New Delhi : Learning from the Modi government’s snub for interacting with the Kashmiri separatist leaders in August last year, Pakistan High Commissioner Abdul Basit has called off a customary Iftar dinner arranged for them in the Pakistan High Commission in the national capital.
He obviously did not want to get blame for sabotaging the bilateral meeting of Prime Minister Narendra Modi with Pakistani counterpart Nawaz Sharif in Russia on Friday, the first since after Sharif came to Delhi in May last year to attend swearing-in of the new government.
As soon as Basit got confirmation of the two PMs’ meeting, phone calls went to all invitees postponing the Iftar party. No fresh date was given, though the message was for postponement and not cancellation of the party. The invitees included Syed Ali Shah Geelani, Mirwaiz Umar Farooq, Mohd Yasin Malik and Shabir Ahmad Shah.
Basit had learnt it hard way last August, when India called off the foreign secretary’s visit to Islamabad to protest against his adventure of inviting the separatist leaders in Delhi for consultations before the foreign secretary-level talks.
He had then tried to justify his interaction with the separatists, telling the media that it was to engage all stakeholders to find a viable, peaceful solution to the Kashmir problem and “this has been a long standing practice as we had been doing so for the past 20 years”.

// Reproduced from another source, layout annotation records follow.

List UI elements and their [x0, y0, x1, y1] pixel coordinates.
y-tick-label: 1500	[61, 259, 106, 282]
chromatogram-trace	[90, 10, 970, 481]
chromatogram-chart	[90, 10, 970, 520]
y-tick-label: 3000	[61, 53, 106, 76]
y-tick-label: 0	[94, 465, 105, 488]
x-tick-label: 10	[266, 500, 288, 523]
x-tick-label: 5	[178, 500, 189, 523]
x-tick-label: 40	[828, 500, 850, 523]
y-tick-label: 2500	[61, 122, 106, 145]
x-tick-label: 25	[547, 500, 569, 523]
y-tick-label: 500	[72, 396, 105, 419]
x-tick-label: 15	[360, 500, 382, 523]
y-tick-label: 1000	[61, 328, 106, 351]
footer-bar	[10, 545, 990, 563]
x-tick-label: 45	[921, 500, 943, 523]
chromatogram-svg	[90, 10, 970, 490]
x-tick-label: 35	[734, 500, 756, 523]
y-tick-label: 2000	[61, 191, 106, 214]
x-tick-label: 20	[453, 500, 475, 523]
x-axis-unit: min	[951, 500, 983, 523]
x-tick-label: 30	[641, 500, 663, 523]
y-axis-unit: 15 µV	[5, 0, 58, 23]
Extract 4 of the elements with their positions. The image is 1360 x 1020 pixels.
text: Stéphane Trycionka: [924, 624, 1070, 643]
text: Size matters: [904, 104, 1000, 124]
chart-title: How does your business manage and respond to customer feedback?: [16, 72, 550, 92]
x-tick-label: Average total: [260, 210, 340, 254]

The lesson he learnt was that the Modi government is different from all past governments that prompted him to put off the customary Iftar to the separatist leaders. He was then bluntly told that post-Simla agreement, there are only two stakeholders – India and Pakistan – and nobody else, and this was re-affirmed in the Lahore Declaration of 1999 between then PM Nawaz Sharif and Atal Bihari Vajpayee.